Pre-trained re-rankers are often not the magic bullet they are made out to be. Re-rankers can truly shine, but only when they are fine-tuned on domain-specific corpora. The problem? Domain-specific training data is hard to find. Ideally, you’d want a dataset where the “relevance” of a user query and a document (or its chunk) is marked on a continuous scale (e.g., 0.0 to 1.0).

However, it is quite difficult to organically obtain this kind of data directly in most applied settings. I have worked with binary (relevant/not relevant) data or used proxies like normalized reciprocal search rank approaches to derive relevance scores. The synthetic data generation approach, often touted as a viable option, may help but will never give the same results as organically collected data. The example above hopefully clarifies why true relevance cannot be extracted from the document corpus itself.

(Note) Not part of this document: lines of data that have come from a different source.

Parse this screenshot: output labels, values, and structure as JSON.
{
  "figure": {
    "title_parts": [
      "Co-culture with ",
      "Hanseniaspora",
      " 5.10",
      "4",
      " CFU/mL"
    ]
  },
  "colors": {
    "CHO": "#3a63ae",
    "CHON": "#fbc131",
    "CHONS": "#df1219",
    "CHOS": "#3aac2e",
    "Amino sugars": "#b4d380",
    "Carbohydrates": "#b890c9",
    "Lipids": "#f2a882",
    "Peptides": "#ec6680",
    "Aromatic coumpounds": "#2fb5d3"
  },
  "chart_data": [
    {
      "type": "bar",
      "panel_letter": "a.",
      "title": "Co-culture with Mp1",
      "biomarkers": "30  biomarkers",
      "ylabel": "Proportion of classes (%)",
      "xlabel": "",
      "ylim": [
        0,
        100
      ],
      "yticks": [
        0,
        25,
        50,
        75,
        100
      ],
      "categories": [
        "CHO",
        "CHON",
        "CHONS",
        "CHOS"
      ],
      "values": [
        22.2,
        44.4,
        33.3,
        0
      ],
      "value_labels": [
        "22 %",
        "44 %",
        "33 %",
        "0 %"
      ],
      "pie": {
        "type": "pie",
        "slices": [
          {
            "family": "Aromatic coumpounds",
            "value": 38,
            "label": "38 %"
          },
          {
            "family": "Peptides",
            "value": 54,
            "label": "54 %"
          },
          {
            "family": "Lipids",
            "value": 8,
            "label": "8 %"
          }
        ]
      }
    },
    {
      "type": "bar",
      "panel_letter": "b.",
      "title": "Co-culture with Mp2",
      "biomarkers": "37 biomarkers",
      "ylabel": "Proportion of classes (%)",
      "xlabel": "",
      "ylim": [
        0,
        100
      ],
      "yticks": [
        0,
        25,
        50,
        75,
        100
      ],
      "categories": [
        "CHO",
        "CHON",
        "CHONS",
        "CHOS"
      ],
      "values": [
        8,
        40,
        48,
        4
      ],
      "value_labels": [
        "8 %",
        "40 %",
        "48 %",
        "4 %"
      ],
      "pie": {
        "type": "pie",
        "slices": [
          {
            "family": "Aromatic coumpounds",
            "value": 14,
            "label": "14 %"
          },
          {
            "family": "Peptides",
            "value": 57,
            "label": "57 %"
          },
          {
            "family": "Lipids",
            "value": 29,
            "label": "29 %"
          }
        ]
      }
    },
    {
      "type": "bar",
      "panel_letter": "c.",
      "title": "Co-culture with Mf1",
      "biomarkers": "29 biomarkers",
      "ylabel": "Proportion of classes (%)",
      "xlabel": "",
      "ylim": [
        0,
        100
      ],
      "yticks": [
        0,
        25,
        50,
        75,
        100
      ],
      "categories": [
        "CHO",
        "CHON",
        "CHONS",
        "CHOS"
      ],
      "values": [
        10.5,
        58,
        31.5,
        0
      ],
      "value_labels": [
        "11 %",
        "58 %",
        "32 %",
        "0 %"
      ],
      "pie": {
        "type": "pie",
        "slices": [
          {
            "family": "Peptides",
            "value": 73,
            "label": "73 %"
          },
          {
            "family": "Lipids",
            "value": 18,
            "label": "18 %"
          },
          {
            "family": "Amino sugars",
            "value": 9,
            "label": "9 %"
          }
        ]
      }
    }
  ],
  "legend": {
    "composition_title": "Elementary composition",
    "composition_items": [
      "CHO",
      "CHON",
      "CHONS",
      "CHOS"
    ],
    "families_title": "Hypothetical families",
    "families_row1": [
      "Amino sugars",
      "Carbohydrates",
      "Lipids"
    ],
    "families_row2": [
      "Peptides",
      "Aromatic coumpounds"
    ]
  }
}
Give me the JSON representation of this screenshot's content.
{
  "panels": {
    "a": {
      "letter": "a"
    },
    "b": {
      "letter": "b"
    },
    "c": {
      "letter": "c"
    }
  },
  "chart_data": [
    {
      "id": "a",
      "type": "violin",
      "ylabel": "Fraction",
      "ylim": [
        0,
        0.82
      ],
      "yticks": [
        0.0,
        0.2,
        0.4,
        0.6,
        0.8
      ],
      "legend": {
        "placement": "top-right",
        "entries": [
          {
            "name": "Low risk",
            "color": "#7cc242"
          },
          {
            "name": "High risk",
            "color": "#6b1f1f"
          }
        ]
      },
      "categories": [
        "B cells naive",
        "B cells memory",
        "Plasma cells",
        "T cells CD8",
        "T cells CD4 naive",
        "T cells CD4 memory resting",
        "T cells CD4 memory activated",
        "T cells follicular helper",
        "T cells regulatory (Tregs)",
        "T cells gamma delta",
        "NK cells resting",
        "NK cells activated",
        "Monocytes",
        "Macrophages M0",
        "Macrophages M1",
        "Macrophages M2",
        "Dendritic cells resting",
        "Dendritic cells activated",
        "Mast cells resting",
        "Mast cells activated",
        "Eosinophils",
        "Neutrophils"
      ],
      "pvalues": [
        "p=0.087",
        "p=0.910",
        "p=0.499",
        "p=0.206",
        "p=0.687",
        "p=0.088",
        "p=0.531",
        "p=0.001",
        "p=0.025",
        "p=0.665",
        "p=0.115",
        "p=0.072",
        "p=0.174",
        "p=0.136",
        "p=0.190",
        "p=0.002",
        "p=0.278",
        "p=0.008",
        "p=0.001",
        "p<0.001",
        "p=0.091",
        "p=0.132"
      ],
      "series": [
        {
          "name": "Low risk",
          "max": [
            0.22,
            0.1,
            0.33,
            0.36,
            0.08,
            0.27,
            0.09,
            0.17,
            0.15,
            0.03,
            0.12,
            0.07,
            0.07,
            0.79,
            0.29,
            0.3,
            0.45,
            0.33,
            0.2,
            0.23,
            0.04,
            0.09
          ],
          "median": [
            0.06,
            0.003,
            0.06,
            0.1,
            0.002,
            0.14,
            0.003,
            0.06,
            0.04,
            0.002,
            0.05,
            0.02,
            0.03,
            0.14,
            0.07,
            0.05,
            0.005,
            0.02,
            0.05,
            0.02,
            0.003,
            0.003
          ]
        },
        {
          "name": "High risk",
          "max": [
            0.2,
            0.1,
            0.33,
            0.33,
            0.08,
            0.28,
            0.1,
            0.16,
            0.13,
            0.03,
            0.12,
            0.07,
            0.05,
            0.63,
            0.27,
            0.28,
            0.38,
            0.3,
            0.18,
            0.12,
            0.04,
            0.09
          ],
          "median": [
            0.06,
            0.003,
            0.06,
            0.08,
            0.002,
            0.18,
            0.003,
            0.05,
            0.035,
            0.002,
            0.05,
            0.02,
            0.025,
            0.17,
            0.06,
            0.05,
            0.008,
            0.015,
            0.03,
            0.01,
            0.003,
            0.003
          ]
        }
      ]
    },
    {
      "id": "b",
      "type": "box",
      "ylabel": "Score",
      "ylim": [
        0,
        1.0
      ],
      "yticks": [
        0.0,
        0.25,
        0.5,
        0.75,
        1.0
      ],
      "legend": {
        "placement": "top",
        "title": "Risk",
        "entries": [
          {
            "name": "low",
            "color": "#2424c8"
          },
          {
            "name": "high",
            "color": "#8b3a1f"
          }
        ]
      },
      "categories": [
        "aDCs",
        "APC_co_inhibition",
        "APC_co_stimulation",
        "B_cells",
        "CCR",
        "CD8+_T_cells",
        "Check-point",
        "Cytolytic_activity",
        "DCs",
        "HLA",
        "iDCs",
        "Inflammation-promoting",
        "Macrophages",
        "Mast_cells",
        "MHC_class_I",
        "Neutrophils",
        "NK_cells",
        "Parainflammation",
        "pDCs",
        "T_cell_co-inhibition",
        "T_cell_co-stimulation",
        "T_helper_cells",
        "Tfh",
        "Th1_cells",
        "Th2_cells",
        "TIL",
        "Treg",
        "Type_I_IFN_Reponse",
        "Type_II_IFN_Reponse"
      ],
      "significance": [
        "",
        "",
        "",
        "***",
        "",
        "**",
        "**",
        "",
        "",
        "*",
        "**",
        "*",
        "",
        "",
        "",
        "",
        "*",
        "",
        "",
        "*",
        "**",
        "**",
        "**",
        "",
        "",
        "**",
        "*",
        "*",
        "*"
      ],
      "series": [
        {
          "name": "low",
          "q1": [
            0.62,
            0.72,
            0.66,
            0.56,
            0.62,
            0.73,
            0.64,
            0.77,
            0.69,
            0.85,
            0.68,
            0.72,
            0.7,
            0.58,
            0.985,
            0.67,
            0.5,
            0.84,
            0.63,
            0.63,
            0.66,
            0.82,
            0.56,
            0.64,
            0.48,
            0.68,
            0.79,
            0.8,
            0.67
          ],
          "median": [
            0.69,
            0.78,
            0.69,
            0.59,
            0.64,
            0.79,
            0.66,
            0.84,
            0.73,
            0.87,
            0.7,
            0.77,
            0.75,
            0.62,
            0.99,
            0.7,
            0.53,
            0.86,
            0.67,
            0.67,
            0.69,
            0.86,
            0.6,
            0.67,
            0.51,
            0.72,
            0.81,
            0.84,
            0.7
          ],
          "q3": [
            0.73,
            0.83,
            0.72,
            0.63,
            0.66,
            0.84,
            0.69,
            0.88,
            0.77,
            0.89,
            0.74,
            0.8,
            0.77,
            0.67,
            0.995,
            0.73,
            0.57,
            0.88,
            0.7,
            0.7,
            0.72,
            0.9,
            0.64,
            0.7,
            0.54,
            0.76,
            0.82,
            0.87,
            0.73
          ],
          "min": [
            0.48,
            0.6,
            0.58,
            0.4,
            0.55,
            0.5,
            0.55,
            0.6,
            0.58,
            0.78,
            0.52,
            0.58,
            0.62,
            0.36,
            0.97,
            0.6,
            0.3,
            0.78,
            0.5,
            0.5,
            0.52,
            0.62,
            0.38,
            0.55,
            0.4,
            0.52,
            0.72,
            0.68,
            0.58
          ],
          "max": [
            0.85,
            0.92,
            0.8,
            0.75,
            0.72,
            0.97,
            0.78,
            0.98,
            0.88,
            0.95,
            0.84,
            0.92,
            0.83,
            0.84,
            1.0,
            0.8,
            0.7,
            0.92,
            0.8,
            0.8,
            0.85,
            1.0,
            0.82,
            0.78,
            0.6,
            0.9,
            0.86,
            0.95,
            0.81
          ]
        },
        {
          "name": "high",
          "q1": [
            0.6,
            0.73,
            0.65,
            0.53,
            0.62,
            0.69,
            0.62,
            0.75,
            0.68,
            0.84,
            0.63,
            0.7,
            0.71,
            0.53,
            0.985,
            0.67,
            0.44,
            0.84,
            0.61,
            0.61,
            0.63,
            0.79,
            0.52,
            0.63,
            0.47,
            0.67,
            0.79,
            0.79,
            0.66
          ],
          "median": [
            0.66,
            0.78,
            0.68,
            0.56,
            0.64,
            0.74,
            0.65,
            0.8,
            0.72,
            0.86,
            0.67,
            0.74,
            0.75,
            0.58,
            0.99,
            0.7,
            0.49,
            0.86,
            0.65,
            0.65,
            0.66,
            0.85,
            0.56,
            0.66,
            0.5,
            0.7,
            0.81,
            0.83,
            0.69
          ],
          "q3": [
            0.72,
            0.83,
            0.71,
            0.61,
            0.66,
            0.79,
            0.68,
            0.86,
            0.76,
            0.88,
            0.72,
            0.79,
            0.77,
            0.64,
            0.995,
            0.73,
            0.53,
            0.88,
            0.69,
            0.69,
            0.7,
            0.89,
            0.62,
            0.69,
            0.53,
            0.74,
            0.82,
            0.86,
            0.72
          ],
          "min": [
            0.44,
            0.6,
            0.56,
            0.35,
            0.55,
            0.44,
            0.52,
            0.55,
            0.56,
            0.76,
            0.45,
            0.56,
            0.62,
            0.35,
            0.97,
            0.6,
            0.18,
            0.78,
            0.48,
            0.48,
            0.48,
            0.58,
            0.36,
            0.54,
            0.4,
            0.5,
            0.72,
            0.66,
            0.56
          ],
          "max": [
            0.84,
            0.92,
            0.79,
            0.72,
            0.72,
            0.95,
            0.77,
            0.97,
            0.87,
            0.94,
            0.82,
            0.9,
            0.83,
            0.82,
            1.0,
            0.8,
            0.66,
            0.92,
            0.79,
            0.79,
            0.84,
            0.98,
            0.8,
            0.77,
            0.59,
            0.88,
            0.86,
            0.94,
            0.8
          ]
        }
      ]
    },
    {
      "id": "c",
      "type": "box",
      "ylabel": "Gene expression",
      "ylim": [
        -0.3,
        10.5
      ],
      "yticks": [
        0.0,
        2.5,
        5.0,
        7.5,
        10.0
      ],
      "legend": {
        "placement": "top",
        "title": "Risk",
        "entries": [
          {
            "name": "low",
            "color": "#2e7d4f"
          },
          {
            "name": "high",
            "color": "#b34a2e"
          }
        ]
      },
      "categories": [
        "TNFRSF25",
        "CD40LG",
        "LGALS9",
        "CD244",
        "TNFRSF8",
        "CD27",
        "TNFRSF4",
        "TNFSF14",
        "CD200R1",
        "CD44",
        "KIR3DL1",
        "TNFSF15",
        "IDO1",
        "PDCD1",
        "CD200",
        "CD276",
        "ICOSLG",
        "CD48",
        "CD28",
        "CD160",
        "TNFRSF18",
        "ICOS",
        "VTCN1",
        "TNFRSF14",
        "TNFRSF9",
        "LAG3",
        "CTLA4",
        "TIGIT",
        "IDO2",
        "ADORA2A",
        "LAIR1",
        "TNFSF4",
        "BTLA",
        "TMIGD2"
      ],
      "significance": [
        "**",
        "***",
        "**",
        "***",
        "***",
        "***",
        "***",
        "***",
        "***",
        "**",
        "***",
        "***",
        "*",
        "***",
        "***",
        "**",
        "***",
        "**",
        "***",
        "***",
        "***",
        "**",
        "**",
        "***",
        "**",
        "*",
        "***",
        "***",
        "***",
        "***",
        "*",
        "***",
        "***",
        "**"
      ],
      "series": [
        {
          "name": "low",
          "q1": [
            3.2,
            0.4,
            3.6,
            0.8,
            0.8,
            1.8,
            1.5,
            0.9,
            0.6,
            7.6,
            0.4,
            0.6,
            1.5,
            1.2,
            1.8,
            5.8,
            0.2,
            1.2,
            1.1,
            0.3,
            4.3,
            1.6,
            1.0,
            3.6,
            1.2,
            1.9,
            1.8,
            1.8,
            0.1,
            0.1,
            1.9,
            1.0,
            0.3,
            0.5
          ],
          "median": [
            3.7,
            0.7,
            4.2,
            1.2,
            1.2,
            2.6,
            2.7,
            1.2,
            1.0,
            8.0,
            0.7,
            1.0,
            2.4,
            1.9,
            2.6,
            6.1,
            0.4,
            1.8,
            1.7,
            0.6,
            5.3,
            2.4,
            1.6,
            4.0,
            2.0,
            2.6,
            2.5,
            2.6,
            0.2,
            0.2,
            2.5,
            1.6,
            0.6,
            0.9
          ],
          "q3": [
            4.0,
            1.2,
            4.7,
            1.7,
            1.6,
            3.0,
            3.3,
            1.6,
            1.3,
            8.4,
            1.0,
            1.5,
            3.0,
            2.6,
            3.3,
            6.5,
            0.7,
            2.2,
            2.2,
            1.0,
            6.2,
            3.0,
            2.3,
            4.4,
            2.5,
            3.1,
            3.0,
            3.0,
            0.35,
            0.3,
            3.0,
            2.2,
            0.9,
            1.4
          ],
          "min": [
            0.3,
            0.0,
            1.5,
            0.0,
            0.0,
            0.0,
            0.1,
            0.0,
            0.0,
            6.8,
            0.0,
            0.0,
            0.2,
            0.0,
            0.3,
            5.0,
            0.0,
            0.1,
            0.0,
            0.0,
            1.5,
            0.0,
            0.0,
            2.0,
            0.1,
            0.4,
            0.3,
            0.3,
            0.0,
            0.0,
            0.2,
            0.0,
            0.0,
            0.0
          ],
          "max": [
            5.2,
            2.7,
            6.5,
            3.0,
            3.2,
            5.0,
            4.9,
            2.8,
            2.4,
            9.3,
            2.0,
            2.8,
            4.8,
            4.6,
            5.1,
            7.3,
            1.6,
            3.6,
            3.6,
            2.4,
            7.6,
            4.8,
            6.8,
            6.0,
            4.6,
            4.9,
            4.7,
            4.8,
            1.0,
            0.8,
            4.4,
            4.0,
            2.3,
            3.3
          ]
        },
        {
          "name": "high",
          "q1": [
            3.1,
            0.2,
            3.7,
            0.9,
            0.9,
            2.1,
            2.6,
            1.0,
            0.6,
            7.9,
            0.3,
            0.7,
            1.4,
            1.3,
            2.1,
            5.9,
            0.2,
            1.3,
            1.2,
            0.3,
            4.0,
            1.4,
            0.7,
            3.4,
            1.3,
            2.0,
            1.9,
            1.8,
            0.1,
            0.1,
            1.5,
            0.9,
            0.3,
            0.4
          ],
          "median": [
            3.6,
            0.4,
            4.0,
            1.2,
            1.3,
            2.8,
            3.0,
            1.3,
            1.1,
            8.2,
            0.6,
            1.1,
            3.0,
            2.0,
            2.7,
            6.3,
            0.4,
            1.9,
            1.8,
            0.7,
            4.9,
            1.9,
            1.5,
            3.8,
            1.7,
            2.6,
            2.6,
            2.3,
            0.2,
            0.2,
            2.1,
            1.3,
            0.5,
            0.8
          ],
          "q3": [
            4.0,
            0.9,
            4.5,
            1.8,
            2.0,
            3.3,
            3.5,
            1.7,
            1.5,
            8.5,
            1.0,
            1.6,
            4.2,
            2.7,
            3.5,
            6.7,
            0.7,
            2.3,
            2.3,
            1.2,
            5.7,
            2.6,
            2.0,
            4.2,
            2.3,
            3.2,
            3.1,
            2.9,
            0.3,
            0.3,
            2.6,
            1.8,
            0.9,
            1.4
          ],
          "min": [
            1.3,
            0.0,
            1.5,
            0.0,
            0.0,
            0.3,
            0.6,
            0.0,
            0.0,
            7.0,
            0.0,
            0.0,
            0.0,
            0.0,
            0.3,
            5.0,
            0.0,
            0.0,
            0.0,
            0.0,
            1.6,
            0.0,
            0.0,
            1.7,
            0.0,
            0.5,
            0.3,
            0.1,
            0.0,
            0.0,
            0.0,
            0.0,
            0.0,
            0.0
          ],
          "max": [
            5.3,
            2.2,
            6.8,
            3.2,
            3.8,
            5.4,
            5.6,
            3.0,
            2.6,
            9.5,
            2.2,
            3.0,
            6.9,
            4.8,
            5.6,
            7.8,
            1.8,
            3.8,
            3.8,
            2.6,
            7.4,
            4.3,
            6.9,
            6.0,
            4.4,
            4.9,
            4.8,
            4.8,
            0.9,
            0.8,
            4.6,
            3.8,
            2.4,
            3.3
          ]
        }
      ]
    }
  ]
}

Many widely-used re-ranking datasets, like MS MARCO, dominate the training landscape of pre-trained re-rankers, highlighting the fundamental challenge of gathering this kind of data.

Conclusion

So, next time you’re considering deploying a pre-trained re-ranker, remember that its true success hinges on fine-tuning. At the very least, try to measure how impactful it is. Without it, your re-ranker is likely just as useful as the advice Sarah got from the chatbot: not very.